Farther west of Boston, the Insight Meditation Society in Barre, Massachusetts is the first and largest of the American centers for Vipassana, or insight meditation. The Insight Meditation Society holds various retreats throughout the year. Around Boston, Vipassana meditation is practiced at the Cambridge Insight Meditation Center, an “urban forest retreat” in an old Victorian house in Cambridge.

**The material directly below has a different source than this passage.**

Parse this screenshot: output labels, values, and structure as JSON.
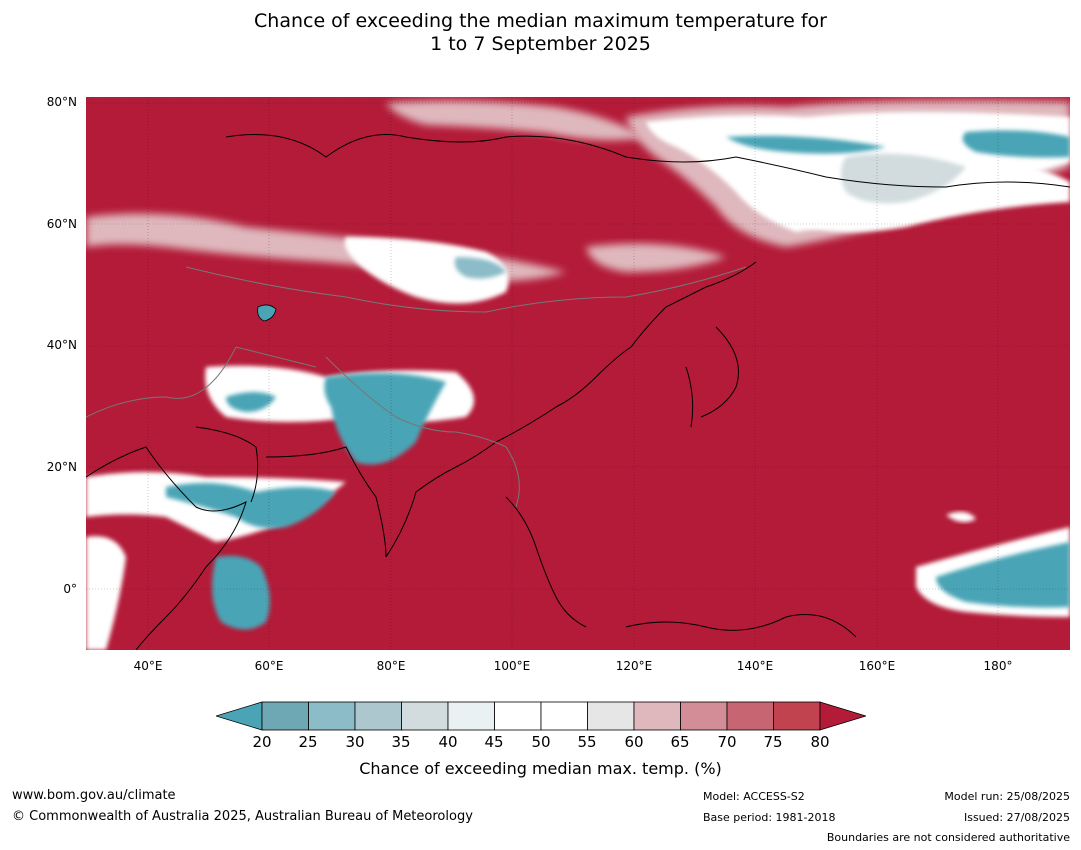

Buddhism at Colleges and Universities 

Another aspect of Buddhism in Boston lies in the extensive college and university Buddhist communities. At Harvard Divinity School, the Buddhist Ministry Initiative trains future Buddhist religious professionals in the academic study of religion, Buddhist Studies, and pastoral care. This initiative is the first of its kind at a divinity school within a research university. Student groups highlight the ways in which Buddhism has become uniquely “American” in some settings. They provide a space in which individuals from different backgrounds and religious traditions can come together with a shared interest in Buddhism. The Tufts Buddhist Sangha actively participates in interfaith events at the University, and also hosts open meetings each week, in which discussion of Buddhist philosophy is framed by meditation practice. At Wellesley College, the Buddhist Community holds open meditation several days a week and often invites guest teachers to lead Dharma talks on the campus. The Harvard Buddhist Community similarly leads weekly practice and frequently hosts events for individuals at Harvard and in the greater Cambridge community.

The multiplicity of Buddhist groups in Greater Boston provides a microcosm of Buddhism in the United States as a whole. Because of the significant immigrant populations from traditionally Buddhist countries and a long history of local interest in the study and practices of Buddhism, the tradition has played a prominent role in Greater Boston’s religious landscape. The result has been the development of many Buddhisms. Not merely a static tradition, Buddhism in Greater Boston is a growing and dynamic interaction between many diverse peoples and their practices.